BEIRUT: As an investment banker and former mechanical engineering student, Nadim Lahoud may not seem the most likely creator of last year’s hit web series, MAMNOU3, a mockumentary poking fun at Lebanon’s censorship bureau. The 10-part series, which was funded by the European Union and created with the SKeyes Center for Media and Cultural Freedom, proved so popular that a second is underway.
At a talk by the Samir Kassir foundation late in 2011 on the issue of censorship, Lahoud listened to a long list of movies which had been banned, along with the official reason.
“Some of it was so utterly ridiculous that the whole conference room was bursting out laughing. But I then thought to myself: How can something so ridiculous be going on without anyone stopping it? Without someone making fun of it?”
The series looks at the farcical daily goings on at General Security’s censorship office, and how individual preoccupations can affect which movies make it onto Lebanon’s big screens, and the mad bureaucracy which even student playwrights must go through.

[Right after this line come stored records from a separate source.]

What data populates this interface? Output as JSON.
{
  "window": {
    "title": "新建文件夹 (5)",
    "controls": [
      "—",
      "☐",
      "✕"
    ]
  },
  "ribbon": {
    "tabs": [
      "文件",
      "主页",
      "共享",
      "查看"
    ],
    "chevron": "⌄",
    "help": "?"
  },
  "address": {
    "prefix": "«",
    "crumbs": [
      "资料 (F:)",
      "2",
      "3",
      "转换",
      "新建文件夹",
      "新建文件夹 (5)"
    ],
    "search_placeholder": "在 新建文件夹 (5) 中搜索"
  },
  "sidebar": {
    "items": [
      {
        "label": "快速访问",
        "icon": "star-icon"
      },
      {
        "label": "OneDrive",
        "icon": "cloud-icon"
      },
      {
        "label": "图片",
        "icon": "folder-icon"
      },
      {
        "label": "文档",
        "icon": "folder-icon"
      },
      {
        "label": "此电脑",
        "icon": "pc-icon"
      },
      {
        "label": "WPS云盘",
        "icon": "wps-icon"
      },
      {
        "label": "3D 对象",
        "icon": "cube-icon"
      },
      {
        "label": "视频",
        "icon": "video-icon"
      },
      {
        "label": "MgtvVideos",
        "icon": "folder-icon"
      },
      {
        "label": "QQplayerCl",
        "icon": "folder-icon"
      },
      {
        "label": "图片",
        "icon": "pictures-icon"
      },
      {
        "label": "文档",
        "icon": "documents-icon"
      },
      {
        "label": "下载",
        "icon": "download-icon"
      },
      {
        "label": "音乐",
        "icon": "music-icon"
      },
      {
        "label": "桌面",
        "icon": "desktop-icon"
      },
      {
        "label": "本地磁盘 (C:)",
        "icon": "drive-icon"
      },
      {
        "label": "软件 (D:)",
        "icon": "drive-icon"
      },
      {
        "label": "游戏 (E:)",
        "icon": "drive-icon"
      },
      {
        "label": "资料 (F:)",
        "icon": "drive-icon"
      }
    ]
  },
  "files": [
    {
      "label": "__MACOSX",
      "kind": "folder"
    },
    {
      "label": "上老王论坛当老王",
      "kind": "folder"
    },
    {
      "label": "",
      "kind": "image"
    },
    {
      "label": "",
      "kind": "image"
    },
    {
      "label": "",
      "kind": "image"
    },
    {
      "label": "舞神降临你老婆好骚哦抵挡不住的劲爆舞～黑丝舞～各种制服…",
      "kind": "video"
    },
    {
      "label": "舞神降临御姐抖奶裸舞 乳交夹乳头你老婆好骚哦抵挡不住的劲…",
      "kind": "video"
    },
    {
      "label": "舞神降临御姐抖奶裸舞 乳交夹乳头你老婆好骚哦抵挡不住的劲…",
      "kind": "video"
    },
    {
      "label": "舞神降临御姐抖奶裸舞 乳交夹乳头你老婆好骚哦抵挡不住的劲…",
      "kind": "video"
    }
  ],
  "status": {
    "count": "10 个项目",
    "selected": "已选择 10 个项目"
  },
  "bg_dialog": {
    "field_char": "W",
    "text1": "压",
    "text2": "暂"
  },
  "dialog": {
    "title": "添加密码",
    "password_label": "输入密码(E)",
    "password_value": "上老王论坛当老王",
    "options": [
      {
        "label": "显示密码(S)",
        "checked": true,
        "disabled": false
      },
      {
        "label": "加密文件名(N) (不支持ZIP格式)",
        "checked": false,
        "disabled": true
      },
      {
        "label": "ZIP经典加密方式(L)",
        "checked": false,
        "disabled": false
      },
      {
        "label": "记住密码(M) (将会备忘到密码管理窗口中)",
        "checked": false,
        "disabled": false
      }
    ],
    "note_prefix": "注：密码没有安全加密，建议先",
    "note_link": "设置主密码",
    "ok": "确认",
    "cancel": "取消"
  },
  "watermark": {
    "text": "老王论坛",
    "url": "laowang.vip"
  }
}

The issue piqued Lahoud’s interest as, he says, “Censorship becomes even more dangerous in a country like ours, still reeling from the wounds and hatreds of an all too recent civil war. Art, and particularly film, has a critical role to play in reconciliation efforts.
“Post-apartheid South Africa is a popular example of this. In Lebanon however, this role is being blocked by censorship authorities in the name of the ‘preservation of civil peace.’”
Lahoud, who is a founding member of Tajaddod Youth, a burgeoning secular political group, took a sabbatical from his job in London to create the first series, but will likely monitor the second from afar.
He might consider a permanent return to Lebanon, should opportunities to provoke change arise, opportunities which, he says, can quickly snowball.
“These are not as rare as you might think and one opportunity can quickly lead to another, which is why I return quite frequently.”
However, he adds, “these opportunities rarely present themselves on a silver plate. Like MAMNOU3 they have to be built before being explored and there are inevitable obstacles that must be overcome.”
He will next return to Lebanon should the elections go ahead. “It will be the first time I am of age to vote and I intend to put the Lebanon I want to see in the ballot box.”
After the second series of MAMNOU3 is completed, Lahoud is keen to tackle other Lebanon-specific issues in a similar way.
“No one is immune to ridicule – I intend to prove that and to produce some good comedy in the process.”
In terms of challenging the existing order of things in Lebanon, Lahoud believes that, “We must not be afraid to attack the status quo directly and call it out for what it is: totally unacceptable – or in the case of censorship: totally ridiculous.”
But it’s also crucial to develop an idea of the Lebanon to come. “Naming and shaming will only take us so far. It is also important to have a clear idea of the republic we want to build,” he says.
“The current establishment has shown that it is incapable of reforming itself so we cannot shy away from pushing agendas forward ourselves.”